Before embarking on the hunt, M establishes a base camp at the home of
Lucy Armstrong and her family. Lucy has kept to her bed in the months
since her husband, a naturalist, disappeared on the plateau. No trace of
his body was ever found. Depressed and addicted to tranquilizers, she
relies upon sleep to heal her wounds. Meanwhile, her two precocious
children, Bike and Sassafras, manage the affairs of the house.

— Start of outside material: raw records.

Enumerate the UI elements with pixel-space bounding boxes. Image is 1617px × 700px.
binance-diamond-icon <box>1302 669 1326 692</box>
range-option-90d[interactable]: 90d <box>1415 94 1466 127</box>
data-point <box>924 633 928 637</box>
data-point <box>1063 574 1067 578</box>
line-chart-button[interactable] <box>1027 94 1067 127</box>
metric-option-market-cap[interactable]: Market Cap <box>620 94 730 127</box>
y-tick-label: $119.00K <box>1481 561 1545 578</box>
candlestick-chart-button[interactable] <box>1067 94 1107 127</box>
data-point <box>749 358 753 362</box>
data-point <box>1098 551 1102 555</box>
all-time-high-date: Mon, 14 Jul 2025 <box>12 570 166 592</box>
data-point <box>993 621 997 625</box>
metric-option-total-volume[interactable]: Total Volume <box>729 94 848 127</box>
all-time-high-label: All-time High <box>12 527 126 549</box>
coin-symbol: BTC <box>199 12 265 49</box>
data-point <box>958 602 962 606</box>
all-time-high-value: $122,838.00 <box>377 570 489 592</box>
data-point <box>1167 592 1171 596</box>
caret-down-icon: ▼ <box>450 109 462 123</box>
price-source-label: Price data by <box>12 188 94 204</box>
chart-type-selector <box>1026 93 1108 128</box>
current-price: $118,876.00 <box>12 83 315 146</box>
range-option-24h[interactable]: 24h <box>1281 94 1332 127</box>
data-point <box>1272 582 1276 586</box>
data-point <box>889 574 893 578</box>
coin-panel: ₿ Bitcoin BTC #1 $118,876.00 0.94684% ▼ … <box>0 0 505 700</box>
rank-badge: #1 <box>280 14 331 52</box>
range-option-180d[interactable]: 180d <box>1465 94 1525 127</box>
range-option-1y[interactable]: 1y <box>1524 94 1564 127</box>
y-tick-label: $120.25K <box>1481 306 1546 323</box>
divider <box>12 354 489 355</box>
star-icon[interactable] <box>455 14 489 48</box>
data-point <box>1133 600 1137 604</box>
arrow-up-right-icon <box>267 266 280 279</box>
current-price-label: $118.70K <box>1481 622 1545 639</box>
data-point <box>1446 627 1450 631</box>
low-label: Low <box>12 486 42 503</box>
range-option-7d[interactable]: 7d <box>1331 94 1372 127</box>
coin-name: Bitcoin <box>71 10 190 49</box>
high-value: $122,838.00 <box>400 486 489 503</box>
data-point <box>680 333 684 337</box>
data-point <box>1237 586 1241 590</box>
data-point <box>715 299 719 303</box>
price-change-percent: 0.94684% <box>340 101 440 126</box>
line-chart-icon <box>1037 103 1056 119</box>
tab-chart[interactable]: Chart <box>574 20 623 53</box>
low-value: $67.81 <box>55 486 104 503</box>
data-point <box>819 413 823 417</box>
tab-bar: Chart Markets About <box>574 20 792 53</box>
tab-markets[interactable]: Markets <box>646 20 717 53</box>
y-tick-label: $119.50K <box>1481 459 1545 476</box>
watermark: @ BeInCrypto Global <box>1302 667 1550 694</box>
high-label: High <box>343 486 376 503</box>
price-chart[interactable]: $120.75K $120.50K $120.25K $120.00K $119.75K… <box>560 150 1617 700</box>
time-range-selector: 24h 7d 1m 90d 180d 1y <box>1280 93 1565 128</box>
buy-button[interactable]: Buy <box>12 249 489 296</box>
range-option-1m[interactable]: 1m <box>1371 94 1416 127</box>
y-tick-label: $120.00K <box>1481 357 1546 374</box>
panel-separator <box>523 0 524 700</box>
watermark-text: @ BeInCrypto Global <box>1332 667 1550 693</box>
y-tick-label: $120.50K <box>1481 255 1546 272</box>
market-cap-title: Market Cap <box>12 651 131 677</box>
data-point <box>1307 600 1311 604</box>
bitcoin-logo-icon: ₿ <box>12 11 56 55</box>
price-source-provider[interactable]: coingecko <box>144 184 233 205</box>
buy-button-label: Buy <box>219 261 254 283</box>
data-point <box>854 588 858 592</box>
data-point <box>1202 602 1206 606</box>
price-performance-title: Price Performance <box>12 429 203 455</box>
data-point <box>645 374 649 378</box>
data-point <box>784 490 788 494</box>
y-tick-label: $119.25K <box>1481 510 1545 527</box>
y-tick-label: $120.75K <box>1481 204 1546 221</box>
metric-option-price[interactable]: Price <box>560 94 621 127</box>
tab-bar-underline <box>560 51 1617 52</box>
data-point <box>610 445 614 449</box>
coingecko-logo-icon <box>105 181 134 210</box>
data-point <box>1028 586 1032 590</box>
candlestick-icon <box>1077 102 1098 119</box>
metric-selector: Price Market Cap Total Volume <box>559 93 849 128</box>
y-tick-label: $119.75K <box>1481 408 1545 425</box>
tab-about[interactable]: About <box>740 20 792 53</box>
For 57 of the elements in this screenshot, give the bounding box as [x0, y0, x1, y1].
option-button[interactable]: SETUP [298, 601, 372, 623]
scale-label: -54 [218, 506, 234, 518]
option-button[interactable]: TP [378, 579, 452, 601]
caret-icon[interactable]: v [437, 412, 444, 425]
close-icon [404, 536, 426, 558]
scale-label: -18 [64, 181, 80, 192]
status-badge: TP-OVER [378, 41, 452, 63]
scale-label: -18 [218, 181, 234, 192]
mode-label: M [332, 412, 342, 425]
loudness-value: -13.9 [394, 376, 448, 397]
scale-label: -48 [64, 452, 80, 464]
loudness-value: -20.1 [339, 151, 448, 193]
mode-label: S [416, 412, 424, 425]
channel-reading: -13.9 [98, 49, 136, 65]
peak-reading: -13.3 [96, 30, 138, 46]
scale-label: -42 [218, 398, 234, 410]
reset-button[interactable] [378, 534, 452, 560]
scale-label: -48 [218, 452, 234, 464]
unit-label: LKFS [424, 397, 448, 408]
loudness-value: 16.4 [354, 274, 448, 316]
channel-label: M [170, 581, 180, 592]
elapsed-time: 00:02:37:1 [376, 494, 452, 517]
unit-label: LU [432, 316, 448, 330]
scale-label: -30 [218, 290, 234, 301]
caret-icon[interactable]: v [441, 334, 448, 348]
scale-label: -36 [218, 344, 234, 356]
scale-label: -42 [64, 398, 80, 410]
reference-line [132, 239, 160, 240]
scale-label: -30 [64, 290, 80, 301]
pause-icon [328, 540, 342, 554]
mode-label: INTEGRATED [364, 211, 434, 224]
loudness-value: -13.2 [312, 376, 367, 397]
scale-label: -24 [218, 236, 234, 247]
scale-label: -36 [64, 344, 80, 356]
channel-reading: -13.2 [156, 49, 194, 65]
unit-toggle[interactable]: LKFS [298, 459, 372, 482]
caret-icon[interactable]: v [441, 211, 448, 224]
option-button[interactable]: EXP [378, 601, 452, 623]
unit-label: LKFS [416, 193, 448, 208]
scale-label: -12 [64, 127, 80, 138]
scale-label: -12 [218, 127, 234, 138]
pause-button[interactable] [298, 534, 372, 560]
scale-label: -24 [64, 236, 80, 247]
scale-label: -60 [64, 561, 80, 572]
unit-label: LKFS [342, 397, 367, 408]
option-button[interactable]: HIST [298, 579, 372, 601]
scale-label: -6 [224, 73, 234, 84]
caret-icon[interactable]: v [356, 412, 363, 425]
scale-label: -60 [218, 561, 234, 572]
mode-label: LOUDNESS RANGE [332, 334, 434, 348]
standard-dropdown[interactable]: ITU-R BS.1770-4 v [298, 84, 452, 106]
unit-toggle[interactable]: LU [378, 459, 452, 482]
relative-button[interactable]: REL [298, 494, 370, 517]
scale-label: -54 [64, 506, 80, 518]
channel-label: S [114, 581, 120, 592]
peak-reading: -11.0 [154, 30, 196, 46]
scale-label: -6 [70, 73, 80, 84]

M’s initial forays on the plateau achieve little success. He sets traps
and snares, but only captures the ravenous Tasmanian devils that roam the
plateau at night. Is the tiger a mere figment of the imagination or a
creature that, through keen yet primitive instinct, has managed to elude
man and the technology that has encroached upon its environment? M
increases the length of his expeditions as he becomes more attuned to his
surroundings and the habits of his quarry, patiently awaiting a sign that
will confirm the tiger’s existence. It is not long before the hunt becomes
a full-blown obsession.
Quite unexpectedly, M, a man “anchored by neither wife nor home, nor by a
lover nor even a single friend,” becomes attached to the children during
those intervals he spends at the house preparing for his next excursion.
At first distant but then more at ease with himself and his hosts, M
gradually relinquishes those defenses that make him an expert hunter. His
presence instills a new life into the bluestone house. Lucy soon rouses
from her slumber and M, seeing her for the first time as a woman, begins
to entertain the idea of what it would be like to live there permanently.
This broken family, impoverished and living at the fringe of society,
gives him cause to reflect upon his own childhood and the traumas he
suffered. M yearns to belong and to be needed by others, yet he remains a
solitary man. The author delicately raises the question of whether M can
reconcile his past with the present. By alternating scenes of warm
domesticity with the often harsh conditions M experiences on the plateau,
Leigh heightens the conflict within her protagonist and outlines, in even
greater relief, the emotional and physical isolation her characters must
endure.
Once M steps into the bush, he transforms himself into “the natural man,
the man who can see and hear and smell what other men cannot; the man of
delicate touch and sinuous movement; the man who can find his way through
the bush by day and night, and sit motionless through the long hours with
his finger married to the trigger.” The alienation and ambivalence he once
felt sloughs off of him like a second skin. There is no doubt that M will
be ready when the tiger appears. His mind is a machine, a storehouse for
facts that will lead him to his prey. “Luck is for the unlucky,” M tells
himself, “for those who lack precision.”
M is not, however, without sympathy for the tiger. But is this sympathy
enough to prevent him from fulfilling his assignment and rendering the
animal extinct? In spare prose that reduces each action and gesture to its
essential meaning, Leigh creates a final hunt scene in which M’s pursuit
of the tiger acquires an oblique, existential quality, one which further
delineates the boundaries of free will and the laws which ensure survival.
As M’s search for the tiger progresses, he reverts to an earlier state of
human existence, becoming one with the elements, trusting only his senses
to guide him. M is an enigma, a cipher. In many ways he knows the tiger
better than he knows himself. In the novel’s exciting conclusion, we
follow the hunter and the hunted as they approach the “impassable,
unimaginable gulf between life and death.”